The Marines turned operations back over to the British, who were then unable to maintain control of the Garmsir District, and now the U.S. Marines are back again in Helmand generally and Garmsir particularly. It’s not that the British are unable to fight, but rather that they aren’t supplied well enough, equipped well enough or provided with enough troops (we might add that their officer corps seems mostly to be sidetracked and confused with a version of counterinsurgency doctrine taken from their experience in Northern Ireland).
In fact, the U.S. Marines are finding Taliban resistance even today in Garmsir. So the hand-offs between forces go a long way back in the Helmand Province, and while there is no lack of bravery on the part of any of the forces who have had responsibility for Helmand, there is a difference in approach and continuity. This has caused a sad state of affairs, with the spilling of blood and losing of limbs to take the same soil more than once.
This soil is now sacred to us, made so my the blood of the sons of America. Tim Lynch has written me saying that he has seen first hand the progress the Marines are making in Helmand. Tim says something that we have said before and with which we can all agree.
I tell you what. The Marines down south are making nice gains against the Taliban. They find them and kill them. These types of gains are not “reversible”. Might I suggest something crazy? Let’s emulate the marines on all levels of the playing field metaphorically of course. If someone shoots at us lets hunt them down and deal with them. Here is some more valuable ground truth, “Afghans respect strength”. We might have to wait two more years to implement this one.

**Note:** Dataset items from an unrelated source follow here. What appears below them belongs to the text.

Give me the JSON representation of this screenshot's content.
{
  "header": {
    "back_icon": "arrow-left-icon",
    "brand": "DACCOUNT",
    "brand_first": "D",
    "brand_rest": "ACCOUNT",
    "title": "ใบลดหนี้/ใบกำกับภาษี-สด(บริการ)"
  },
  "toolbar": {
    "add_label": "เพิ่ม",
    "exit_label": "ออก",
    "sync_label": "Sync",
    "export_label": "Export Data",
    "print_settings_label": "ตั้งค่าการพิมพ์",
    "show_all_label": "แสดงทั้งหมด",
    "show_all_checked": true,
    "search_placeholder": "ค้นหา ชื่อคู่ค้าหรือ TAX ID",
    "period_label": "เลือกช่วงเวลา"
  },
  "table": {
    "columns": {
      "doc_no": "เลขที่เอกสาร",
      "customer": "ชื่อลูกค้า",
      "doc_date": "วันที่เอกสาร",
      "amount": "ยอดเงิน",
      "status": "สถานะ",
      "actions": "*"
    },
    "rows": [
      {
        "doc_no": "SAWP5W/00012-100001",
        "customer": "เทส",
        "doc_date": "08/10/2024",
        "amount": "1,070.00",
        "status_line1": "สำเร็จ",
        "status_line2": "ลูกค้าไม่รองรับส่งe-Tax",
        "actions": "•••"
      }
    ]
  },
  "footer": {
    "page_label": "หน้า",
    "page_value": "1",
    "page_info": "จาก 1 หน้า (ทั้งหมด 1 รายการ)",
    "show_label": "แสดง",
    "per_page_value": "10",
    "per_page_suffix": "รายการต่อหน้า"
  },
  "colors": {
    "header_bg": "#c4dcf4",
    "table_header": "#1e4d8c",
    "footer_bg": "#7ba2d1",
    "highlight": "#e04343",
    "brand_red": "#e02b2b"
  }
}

Does this sound like Follow and Kill Every Single Taliban? Yes, Tim is right, but here is my concern. Recall the warning from the elder in Sangin near the end of the report above? What did he say would happen when the Marines leave? That’s right. The Taliban would return.
Those who haven’t been killed will return. If we play whack-a-mole counterinsurgency and merely squeeze them from one location to another, one safe haven to the next, we haven’t accomplished anything. In Sangin and Garmsir, the Taliban returned. The resistance we see today proves my point. There is no debate, and the point cannot even be contended. It simply must be accepted as axiomatic in this fight.
Thus I have advocated saturation of Marines (more troops) and chasing the enemy. To fail to do so doesn’t just facilitate failure. It desecrates what is now sacred soil.